Owning your own home has long been considered a part of the American dream. It ranks right up there with owning your first car and the memory of your first kiss, only it is a lot more expensive and in some cases emotional, particularly in Alaska. Anchorage is one of the highest cost housing communities in the nation, aside from large metropolitan cities like New York and San Francisco. However, that doesn’t prevent 63.7% of Alaskans from owning their own home which is comparable to the U.S. average, given a varying per cent or two by decade. What is perhaps more interesting than the statistical averages is who in Alaska, particularly in Anchorage, are actually buying homes. Anchorage’s population hit 300,000 last year and the average age is in the mid-30s, so our home buyers are younger and, we also know, more athletic than those in other communities. That’s why we have a plethora of sidewalks, bike paths, recreational trails and parks. (Per capita our park land is more than any other city in the U.S.) Over the past thirty years, Anchorage has also grown more cosmopolitan. Filipino, Hispanic, Hmong, Somali, Korean, Sudanese, Polynesians, Russians and many others are forming a larger and diverse ethnic population. More than 90 different languages are spoken by students in the Anchorage school district.
I have been meeting potential home buyers in Anchorage at open houses for almost thirty years and today the ethnic make-up of those potential buyers reflects our cosmopolitan population. Although my information is only anecdotal, our local cosmopolitan population is definitely on the search for the American dream of home ownership. I am a ‘hapa’ which is a slang term for someone who is part Asian and part something else – which in my case is ‘Iowan’. As a ‘mixed’ realtor, I’m happy to report that Anchorage doesn’t have red-lining: the steering of ethnic groups to certain areas of town, unlike the story line of the play, ‘A Raisin in the Sun’ which deals with the integration of a Caucasian neighborhood by an Afro-American family, is not found here. In Anchorage, you can live in whatever subdivision or home you can afford to own. Realtors don’t steer buyers to certain areas of town because of their race. If we did, we would soon have no buyers or sellers because 50% of our population is soon to be considered non-Caucasian. Only twice in the past thirty years, have I had a seller tell me they wouldn’t sell to a minority buyer. Those two rare occurrences speak well for our community.

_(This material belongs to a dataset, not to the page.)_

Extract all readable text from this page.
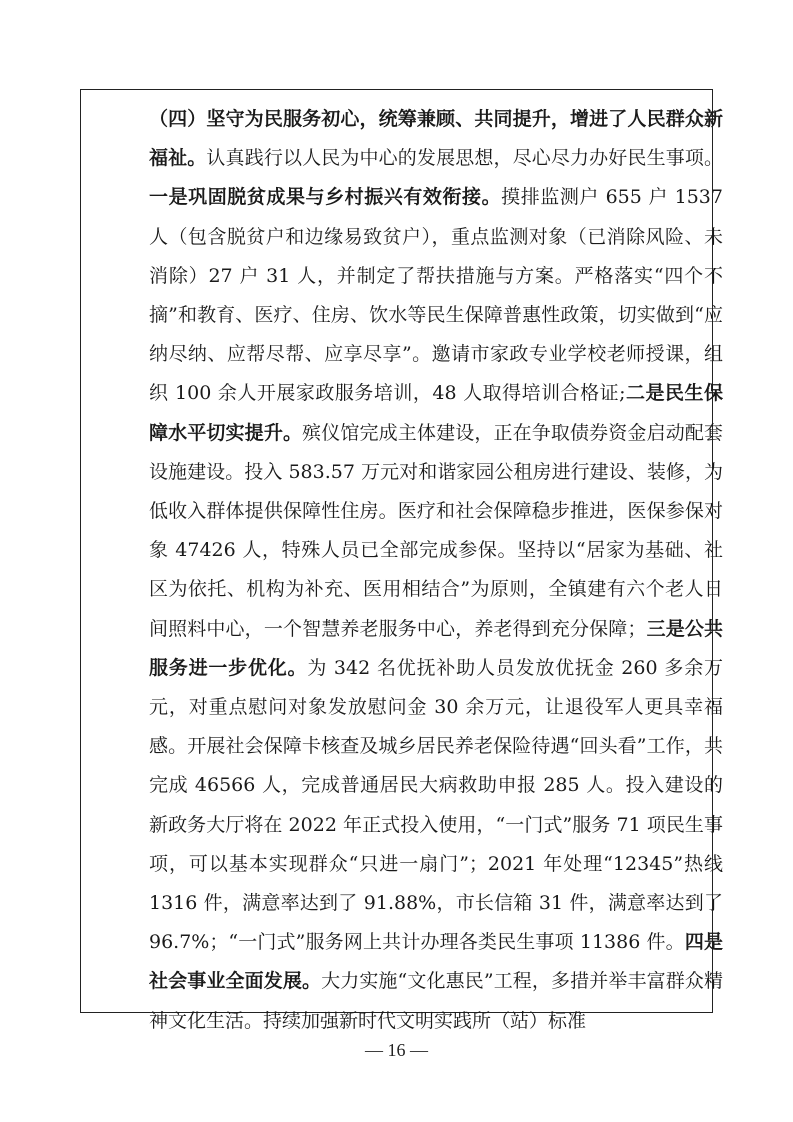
（四）坚守为民服务初心，统筹兼顾、共同提升，增进了人民群众新福祉。认真践行以人民为中心的发展思想，尽心尽力办好民生事项。一是巩固脱贫成果与乡村振兴有效衔接。摸排监测户 655 户 1537 人（包含脱贫户和边缘易致贫户），重点监测对象（已消除风险、未消除）27 户 31 人，并制定了帮扶措施与方案。严格落实“四个不摘”和教育、医疗、住房、饮水等民生保障普惠性政策，切实做到“应纳尽纳、应帮尽帮、应享尽享”。邀请市家政专业学校老师授课，组织 100 余人开展家政服务培训，48 人取得培训合格证;二是民生保障水平切实提升。殡仪馆完成主体建设，正在争取债券资金启动配套设施建设。投入 583.57 万元对和谐家园公租房进行建设、装修，为低收入群体提供保障性住房。医疗和社会保障稳步推进，医保参保对象 47426 人，特殊人员已全部完成参保。坚持以“居家为基础、社区为依托、机构为补充、医用相结合”为原则，全镇建有六个老人日间照料中心，一个智慧养老服务中心，养老得到充分保障；三是公共服务进一步优化。为 342 名优抚补助人员发放优抚金 260 多余万元，对重点慰问对象发放慰问金 30 余万元，让退役军人更具幸福感。开展社会保障卡核查及城乡居民养老保险待遇“回头看”工作，共完成 46566 人，完成普通居民大病救助申报 285 人。投入建设的新政务大厅将在 2022 年正式投入使用，“一门式”服务 71 项民生事项，可以基本实现群众“只进一扇门”；2021 年处理“12345”热线 1316 件，满意率达到了 91.88%，市长信箱 31 件，满意率达到了 96.7%；“一门式”服务网上共计办理各类民生事项 11386 件。四是社会事业全面发展。大力实施“文化惠民”工程，多措并举丰富群众精神文化生活。持续加强新时代文明实践所（站）标准

— 16 —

Home ownership will become more expensive for all buyers in the near term. Subcontractors and suppliers have raised their prices 3% this spring directly due to increased costs. Home builders have no choice but to pass those costs on to home buyers. On a $400,000 home, that’s a $12,000 increase from just a few months ago. Inventory this past week has increased by 40 homes, but is still about 45% lower than the average of what we would normally experience over the past decade. Conventional interest rates bumped up an eighth of a point this past week to 4.5%, making home ownership a tad bit more expensive. In Anchorage, the American dream is becoming more and more expensive but that hasn’t stopped home buyers from their pursuit of new homes and most likely never well. It is, after all, home sweet home.